Every time I get scared about the fact that I'm falling for him I remember that he juggles and is hung like a mastadon and everything is a-ok.
It's four o'clock and my 60yo aunt's tits have already made an appearance and there is a dildo traveling around the room periodically assaulting family members. Strangely I am thankful.
I'm waiting at the bar and am surrounded by unattractive women.
You need to get here and rebalance this disturbance in the force.
Well the streets were closed, so it was okay for me to just lay down for a little bit.
We ate our feelings. Then drank our feelings. I feel feminism delivered.
Braid them armpits, sister.
At the ER, will you come pick me up... Had an allergic reaction, wanted to see if I could eat a peanut without dying... Do you how bad this is evolutionary, I would have died back in the days of survival of the fitest by now
If we could give a gymnastic score to drunken nights, I would be a part of the Fab Five.

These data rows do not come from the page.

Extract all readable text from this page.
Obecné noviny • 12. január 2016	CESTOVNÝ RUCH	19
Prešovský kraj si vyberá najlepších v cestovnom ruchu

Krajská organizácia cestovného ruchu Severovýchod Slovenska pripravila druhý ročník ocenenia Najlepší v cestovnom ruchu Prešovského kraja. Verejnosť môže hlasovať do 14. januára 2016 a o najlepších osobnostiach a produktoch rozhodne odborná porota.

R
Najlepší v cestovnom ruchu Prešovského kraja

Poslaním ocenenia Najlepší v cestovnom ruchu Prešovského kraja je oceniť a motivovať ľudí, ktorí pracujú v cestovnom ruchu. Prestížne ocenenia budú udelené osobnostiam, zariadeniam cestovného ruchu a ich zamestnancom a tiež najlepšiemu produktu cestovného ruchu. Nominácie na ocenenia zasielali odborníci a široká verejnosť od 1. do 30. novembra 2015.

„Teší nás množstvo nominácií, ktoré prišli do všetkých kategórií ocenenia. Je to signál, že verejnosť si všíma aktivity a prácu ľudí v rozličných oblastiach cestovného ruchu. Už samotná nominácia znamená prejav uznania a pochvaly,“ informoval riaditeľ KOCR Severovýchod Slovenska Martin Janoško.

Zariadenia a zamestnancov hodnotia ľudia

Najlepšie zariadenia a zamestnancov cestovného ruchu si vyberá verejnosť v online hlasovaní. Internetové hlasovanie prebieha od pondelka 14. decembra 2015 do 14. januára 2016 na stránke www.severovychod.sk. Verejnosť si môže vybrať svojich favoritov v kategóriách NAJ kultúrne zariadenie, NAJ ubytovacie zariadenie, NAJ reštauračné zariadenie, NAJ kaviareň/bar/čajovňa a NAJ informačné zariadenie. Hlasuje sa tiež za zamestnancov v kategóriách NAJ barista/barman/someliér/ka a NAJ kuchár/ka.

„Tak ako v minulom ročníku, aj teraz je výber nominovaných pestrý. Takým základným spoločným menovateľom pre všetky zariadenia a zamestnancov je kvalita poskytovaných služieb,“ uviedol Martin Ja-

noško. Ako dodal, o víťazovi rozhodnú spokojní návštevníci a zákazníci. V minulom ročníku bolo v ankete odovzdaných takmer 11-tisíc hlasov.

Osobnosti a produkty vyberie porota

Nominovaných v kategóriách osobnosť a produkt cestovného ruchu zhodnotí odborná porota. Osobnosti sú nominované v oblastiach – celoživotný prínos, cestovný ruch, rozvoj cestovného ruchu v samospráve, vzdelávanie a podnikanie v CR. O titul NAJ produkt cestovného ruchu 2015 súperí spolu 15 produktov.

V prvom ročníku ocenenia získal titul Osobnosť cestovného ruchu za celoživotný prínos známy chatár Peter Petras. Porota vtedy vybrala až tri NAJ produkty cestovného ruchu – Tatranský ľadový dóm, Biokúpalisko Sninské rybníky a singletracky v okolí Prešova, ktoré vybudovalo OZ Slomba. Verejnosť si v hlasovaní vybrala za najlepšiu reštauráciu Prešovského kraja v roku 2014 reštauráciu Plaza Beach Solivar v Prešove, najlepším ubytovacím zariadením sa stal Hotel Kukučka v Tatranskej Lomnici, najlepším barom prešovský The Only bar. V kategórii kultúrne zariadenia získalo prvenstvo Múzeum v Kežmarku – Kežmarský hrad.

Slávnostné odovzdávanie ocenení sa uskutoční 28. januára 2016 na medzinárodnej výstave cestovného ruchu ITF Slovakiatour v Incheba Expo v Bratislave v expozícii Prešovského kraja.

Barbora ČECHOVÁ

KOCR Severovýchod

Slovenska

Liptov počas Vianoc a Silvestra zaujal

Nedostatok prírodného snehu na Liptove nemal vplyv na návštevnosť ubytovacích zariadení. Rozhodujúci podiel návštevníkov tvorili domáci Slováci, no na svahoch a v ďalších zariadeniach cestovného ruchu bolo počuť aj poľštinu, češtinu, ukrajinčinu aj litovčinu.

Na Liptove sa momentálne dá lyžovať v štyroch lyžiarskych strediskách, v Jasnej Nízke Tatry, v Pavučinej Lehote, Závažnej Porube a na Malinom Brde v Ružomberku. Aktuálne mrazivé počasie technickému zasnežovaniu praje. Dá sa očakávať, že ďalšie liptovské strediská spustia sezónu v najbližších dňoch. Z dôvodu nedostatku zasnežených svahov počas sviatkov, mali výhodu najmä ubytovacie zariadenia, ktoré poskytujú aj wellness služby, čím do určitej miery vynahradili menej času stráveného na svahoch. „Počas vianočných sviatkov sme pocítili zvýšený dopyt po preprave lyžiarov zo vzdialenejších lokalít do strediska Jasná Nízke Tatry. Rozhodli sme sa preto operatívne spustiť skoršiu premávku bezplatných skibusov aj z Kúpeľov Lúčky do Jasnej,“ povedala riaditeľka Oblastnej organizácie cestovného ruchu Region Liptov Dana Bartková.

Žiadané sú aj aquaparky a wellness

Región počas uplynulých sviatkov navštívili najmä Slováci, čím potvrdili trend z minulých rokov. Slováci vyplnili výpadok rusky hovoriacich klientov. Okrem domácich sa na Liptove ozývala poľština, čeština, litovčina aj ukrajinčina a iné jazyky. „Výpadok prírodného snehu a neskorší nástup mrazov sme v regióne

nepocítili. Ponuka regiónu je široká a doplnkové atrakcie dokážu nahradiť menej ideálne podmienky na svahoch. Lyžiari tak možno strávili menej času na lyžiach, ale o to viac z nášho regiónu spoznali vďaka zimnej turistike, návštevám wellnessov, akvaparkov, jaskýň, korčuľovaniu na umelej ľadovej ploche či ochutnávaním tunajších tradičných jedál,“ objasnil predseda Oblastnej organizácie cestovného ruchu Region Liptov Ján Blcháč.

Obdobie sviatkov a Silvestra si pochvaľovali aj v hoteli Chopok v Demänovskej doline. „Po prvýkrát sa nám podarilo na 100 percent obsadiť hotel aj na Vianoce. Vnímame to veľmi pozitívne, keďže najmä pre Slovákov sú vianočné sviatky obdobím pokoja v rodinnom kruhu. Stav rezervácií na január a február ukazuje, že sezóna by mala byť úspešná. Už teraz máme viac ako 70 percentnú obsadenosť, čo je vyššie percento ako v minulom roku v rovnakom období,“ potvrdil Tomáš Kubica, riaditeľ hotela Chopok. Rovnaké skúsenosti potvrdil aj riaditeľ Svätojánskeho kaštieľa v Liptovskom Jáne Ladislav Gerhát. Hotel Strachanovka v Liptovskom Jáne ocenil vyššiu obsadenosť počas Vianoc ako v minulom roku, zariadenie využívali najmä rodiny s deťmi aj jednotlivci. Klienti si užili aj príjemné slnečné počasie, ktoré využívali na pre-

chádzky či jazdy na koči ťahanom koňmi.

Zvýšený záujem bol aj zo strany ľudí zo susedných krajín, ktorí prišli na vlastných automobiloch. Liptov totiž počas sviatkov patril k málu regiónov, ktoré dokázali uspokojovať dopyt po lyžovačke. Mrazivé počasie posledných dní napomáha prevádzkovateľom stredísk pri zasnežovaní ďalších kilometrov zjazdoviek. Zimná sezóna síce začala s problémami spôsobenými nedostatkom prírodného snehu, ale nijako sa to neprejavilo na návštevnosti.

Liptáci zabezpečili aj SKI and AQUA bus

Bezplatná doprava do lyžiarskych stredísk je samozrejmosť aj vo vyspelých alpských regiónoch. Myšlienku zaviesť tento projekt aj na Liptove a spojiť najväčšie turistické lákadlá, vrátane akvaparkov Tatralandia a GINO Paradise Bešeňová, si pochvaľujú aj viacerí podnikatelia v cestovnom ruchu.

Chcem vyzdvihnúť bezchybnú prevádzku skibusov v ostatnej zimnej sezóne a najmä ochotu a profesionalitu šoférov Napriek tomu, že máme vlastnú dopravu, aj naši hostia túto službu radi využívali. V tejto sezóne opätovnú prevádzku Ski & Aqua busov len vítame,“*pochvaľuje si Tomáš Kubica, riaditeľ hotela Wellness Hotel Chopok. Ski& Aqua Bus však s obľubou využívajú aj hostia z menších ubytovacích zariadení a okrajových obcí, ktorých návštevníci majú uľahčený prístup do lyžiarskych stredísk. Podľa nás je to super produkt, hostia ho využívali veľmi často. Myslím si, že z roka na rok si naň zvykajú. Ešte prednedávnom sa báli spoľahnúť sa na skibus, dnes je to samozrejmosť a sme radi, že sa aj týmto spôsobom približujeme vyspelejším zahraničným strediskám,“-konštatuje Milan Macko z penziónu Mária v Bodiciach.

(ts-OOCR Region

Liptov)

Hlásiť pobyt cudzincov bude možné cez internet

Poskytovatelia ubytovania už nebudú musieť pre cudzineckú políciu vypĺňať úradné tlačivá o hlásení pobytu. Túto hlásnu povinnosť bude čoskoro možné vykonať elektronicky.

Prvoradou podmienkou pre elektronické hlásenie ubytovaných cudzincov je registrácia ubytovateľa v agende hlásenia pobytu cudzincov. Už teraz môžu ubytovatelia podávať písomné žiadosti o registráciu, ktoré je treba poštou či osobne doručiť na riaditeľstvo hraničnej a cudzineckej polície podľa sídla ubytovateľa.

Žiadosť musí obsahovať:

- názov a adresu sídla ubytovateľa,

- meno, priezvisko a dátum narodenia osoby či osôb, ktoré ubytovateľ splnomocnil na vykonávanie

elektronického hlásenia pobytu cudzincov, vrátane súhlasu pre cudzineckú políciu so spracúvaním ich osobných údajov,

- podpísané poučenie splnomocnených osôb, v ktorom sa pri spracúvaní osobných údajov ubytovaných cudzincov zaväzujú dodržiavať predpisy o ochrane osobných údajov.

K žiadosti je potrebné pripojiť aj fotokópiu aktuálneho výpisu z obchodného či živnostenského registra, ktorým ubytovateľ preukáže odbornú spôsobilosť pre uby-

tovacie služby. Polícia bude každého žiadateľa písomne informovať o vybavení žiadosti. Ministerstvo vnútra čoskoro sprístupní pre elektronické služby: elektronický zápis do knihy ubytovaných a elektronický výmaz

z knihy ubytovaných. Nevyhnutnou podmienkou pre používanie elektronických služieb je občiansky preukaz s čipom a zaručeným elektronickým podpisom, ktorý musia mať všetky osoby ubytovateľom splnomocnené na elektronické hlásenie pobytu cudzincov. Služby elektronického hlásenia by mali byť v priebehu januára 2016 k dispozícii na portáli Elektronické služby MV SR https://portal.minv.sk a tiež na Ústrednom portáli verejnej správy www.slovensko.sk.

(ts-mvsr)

all my money is vodka money
I have never read a truer sentence.
I. recorded a message of me yelling at myself to "get up out of that bed" and set it an alarm. REALLY loud
He's passed out. He nodded his head when I asked if he's alive though...so there's that
Landen experienced Greenville for the first time last night. He was awaken by 2 cops and 4 EMS guys this morning in the bed of that truck that is for sale at the swashbuckler carwash, said he was trying to walk to waffle house... Greenville- 1, Landen- 0
you tried to drunkinly do the backflip kick off of karate kid and broke the big screen
We found him. He just came running out of the closet with a bruise on his face saying he has been fighting elves in Narnia for a year.
So it turns out that a Ford Focus does not fit in a Walmart cart return.
i asked your drunk ass where the fuck you were going and you screamed “WENDY’S BITCH”.